Die Polizei hat durchgegriffen. Gut so. Die Beamten haben nichts anderes getan, als das, was von ihnen gefordert wird: die Vollstreckung eines Vorführungsbefehls gegen den Halter. Hätte er sich nichts zu Schulden kommen lassen, wären Streifenwagen nicht vorgefahren. Wer einen Hund besitzt, hat Verantwortung für das Tier. Dass dieses während der Haft in Obhut genommen wird, ist alles andere als beklagenswert, sondern zeigt, wie verantwortungsvoll die Polizei bei der Durchsetzung des Rechts handelt.
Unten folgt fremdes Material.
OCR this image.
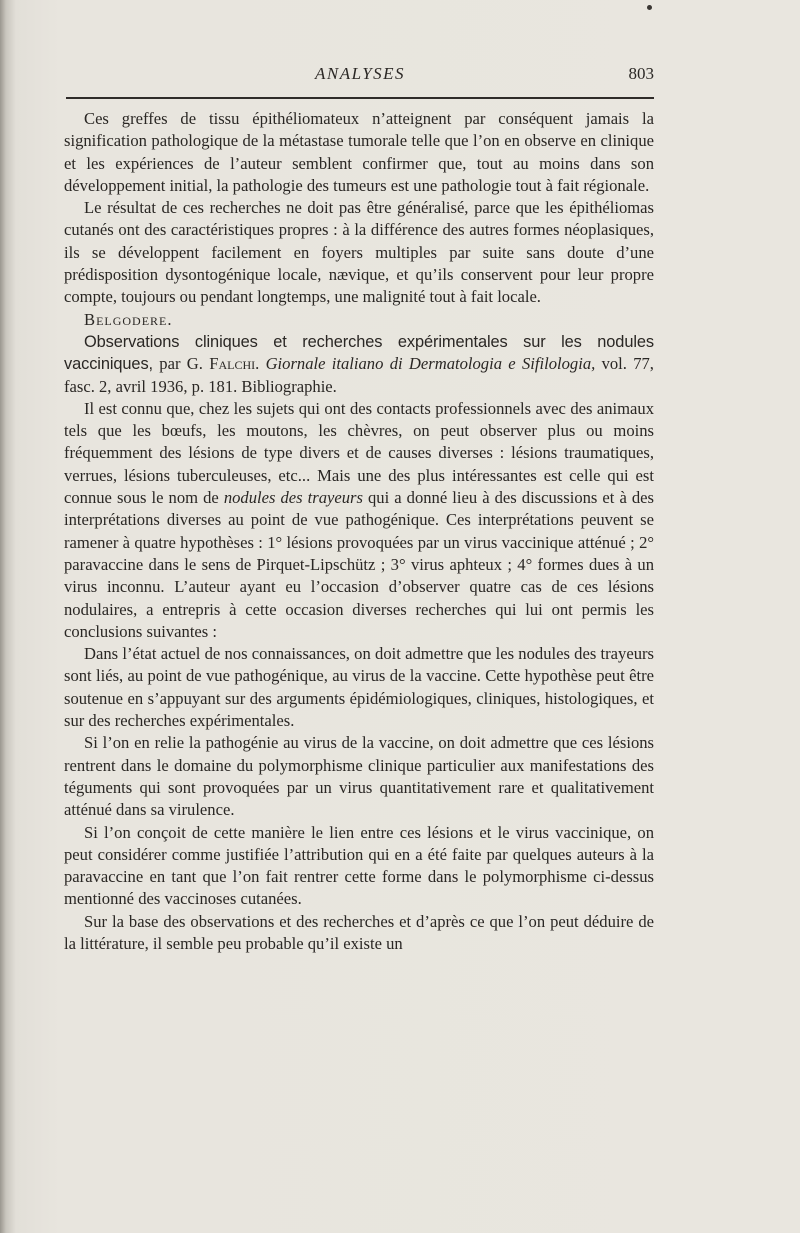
ANALYSES	803

Ces greffes de tissu épithéliomateux n’atteignent par conséquent jamais la signification pathologique de la métastase tumorale telle que l’on en observe en clinique et les expériences de l’auteur semblent confirmer que, tout au moins dans son développement initial, la pathologie des tumeurs est une pathologie tout à fait régionale.

Le résultat de ces recherches ne doit pas être généralisé, parce que les épithéliomas cutanés ont des caractéristiques propres : à la différence des autres formes néoplasiques, ils se développent facilement en foyers multiples par suite sans doute d’une prédisposition dysontogénique locale, nævique, et qu’ils conservent pour leur propre compte, toujours ou pendant longtemps, une malignité tout à fait locale.

Belgodere.

Observations cliniques et recherches expérimentales sur les nodules vaccinіques, par G. Falchi. Giornale italiano di Dermatologia e Sifilologia, vol. 77, fasc. 2, avril 1936, p. 181. Bibliographie.

Il est connu que, chez les sujets qui ont des contacts professionnels avec des animaux tels que les bœufs, les moutons, les chèvres, on peut observer plus ou moins fréquemment des lésions de type divers et de causes diverses : lésions traumatiques, verrues, lésions tuberculeuses, etc... Mais une des plus intéressantes est celle qui est connue sous le nom de nodules des trayeurs qui a donné lieu à des discussions et à des interprétations diverses au point de vue pathogénique. Ces interprétations peuvent se ramener à quatre hypothèses : 1° lésions provoquées par un virus vaccinique atténué ; 2° paravaccine dans le sens de Pirquet-Lipschütz ; 3° virus aphteux ; 4° formes dues à un virus inconnu. L’auteur ayant eu l’occasion d’observer quatre cas de ces lésions nodulaires, a entrepris à cette occasion diverses recherches qui lui ont permis les conclusions suivantes :

Dans l’état actuel de nos connaissances, on doit admettre que les nodules des trayeurs sont liés, au point de vue pathogénique, au virus de la vaccine. Cette hypothèse peut être soutenue en s’appuyant sur des arguments épidémiologiques, cliniques, histologiques, et sur des recherches expérimentales.

Si l’on en relie la pathogénie au virus de la vaccine, on doit admettre que ces lésions rentrent dans le domaine du polymorphisme clinique particulier aux manifestations des téguments qui sont provoquées par un virus quantitativement rare et qualitativement atténué dans sa virulence.

Si l’on conçoit de cette manière le lien entre ces lésions et le virus vaccinique, on peut considérer comme justifiée l’attribution qui en a été faite par quelques auteurs à la paravaccine en tant que l’on fait rentrer cette forme dans le polymorphisme ci-dessus mentionné des vaccinoses cutanées.

Sur la base des observations et des recherches et d’après ce que l’on peut déduire de la littérature, il semble peu probable qu’il existe un
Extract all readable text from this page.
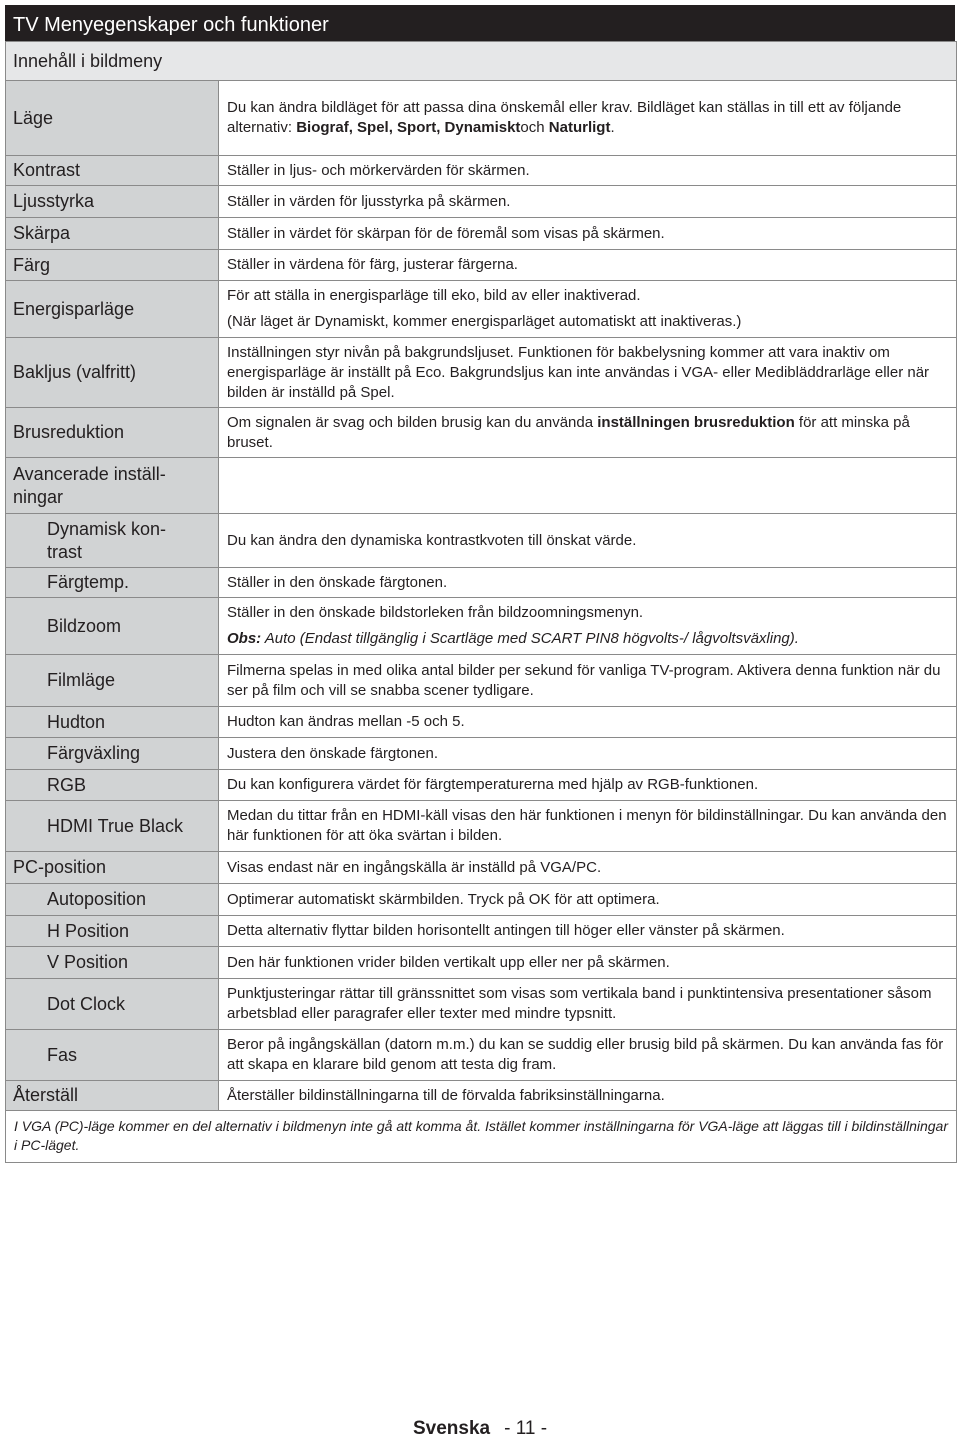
TV Menyegenskaper och funktioner
Innehåll i bildmeny	
Läge	Du kan ändra bildläget för att passa dina önskemål eller krav. Bildläget kan ställas in till ett av följande alternativ: Biograf, Spel, Sport, Dynamisktoch Naturligt.
Kontrast	Ställer in ljus- och mörkervärden för skärmen.
Ljusstyrka	Ställer in värden för ljusstyrka på skärmen.
Skärpa	Ställer in värdet för skärpan för de föremål som visas på skärmen.
Färg	Ställer in värdena för färg, justerar färgerna.
Energisparläge	För att ställa in energisparläge till eko, bild av eller inaktiverad.
(När läget är Dynamiskt, kommer energisparläget automatiskt att inaktiveras.)

Bakljus (valfritt)	Inställningen styr nivån på bakgrundsljuset. Funktionen för bakbelysning kommer att vara inaktiv om energisparläge är inställt på Eco. Bakgrundsljus kan inte användas i VGA- eller Medibläddrarläge eller när bilden är inställd på Spel.
Brusreduktion	Om signalen är svag och bilden brusig kan du använda inställningen brusreduktion för att minska på bruset.

Avancerade inställ-ningar	

Dynamisk kon-trast	Du kan ändra den dynamiska kontrastkvoten till önskat värde.
Färgtemp.	Ställer in den önskade färgtonen.
Bildzoom	Ställer in den önskade bildstorleken från bildzoomningsmenyn.
Obs: Auto (Endast tillgänglig i Scartläge med SCART PIN8 högvolts-/ lågvoltsväxling).

Filmläge	Filmerna spelas in med olika antal bilder per sekund för vanliga TV-program. Aktivera denna funktion när du ser på film och vill se snabba scener tydligare.
Hudton	Hudton kan ändras mellan -5 och 5.
Färgväxling	Justera den önskade färgtonen.
RGB	Du kan konfigurera värdet för färgtemperaturerna med hjälp av RGB-funktionen.
HDMI True Black	Medan du tittar från en HDMI-käll visas den här funktionen i menyn för bildinställningar. Du kan använda den här funktionen för att öka svärtan i bilden.
PC-position	Visas endast när en ingångskälla är inställd på VGA/PC.
Autoposition	Optimerar automatiskt skärmbilden. Tryck på OK för att optimera.
H Position	Detta alternativ flyttar bilden horisontellt antingen till höger eller vänster på skärmen.
V Position	Den här funktionen vrider bilden vertikalt upp eller ner på skärmen.
Dot Clock	Punktjusteringar rättar till gränssnittet som visas som vertikala band i punktintensiva presentationer såsom arbetsblad eller paragrafer eller texter med mindre typsnitt.
Fas	Beror på ingångskällan (datorn m.m.) du kan se suddig eller brusig bild på skärmen. Du kan använda fas för att skapa en klarare bild genom att testa dig fram.
Återställ	Återställer bildinställningarna till de förvalda fabriksinställningarna.
I VGA (PC)-läge kommer en del alternativ i bildmenyn inte gå att komma åt. Istället kommer inställningarna för VGA-läge att läggas till i bildinställningar i PC-läget.	
Svenska - 11 -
Dass der riesige Hund zubeißen könnte, war wohl nicht unwahrscheinlich. Deshalb: lieber Pfefferspray als verletzte Gesetzeshüter.

Kontra: Hundeopfer

Von Maja Dick

Ein Hund kann nicht verstehen, dass er angeleint sein muss – die Pflicht des Besitzers. Ein Hund liebt sein Herrchen dafür, wenn er frei herumtollen darf. Und ein Hund wird "Eindringlinge" angehen, die ihn auf "seinem" Territorium mit Pfefferspray zusetzen – weil er nicht versteht, was sein Herrchen versäumt hat. Pfefferspray gegen einen (sonst) unauffälligen Hund zu verwenden, mag am einfachsten gewesen sein. Zunächst beruhigende Worte und die Bitte an das Herrchen, beim Anleinen und Halten des Hundes zu helfen, hätten dem ahnungslosen Tier besser getan – und die Situation vielleicht nicht eskalieren lassen.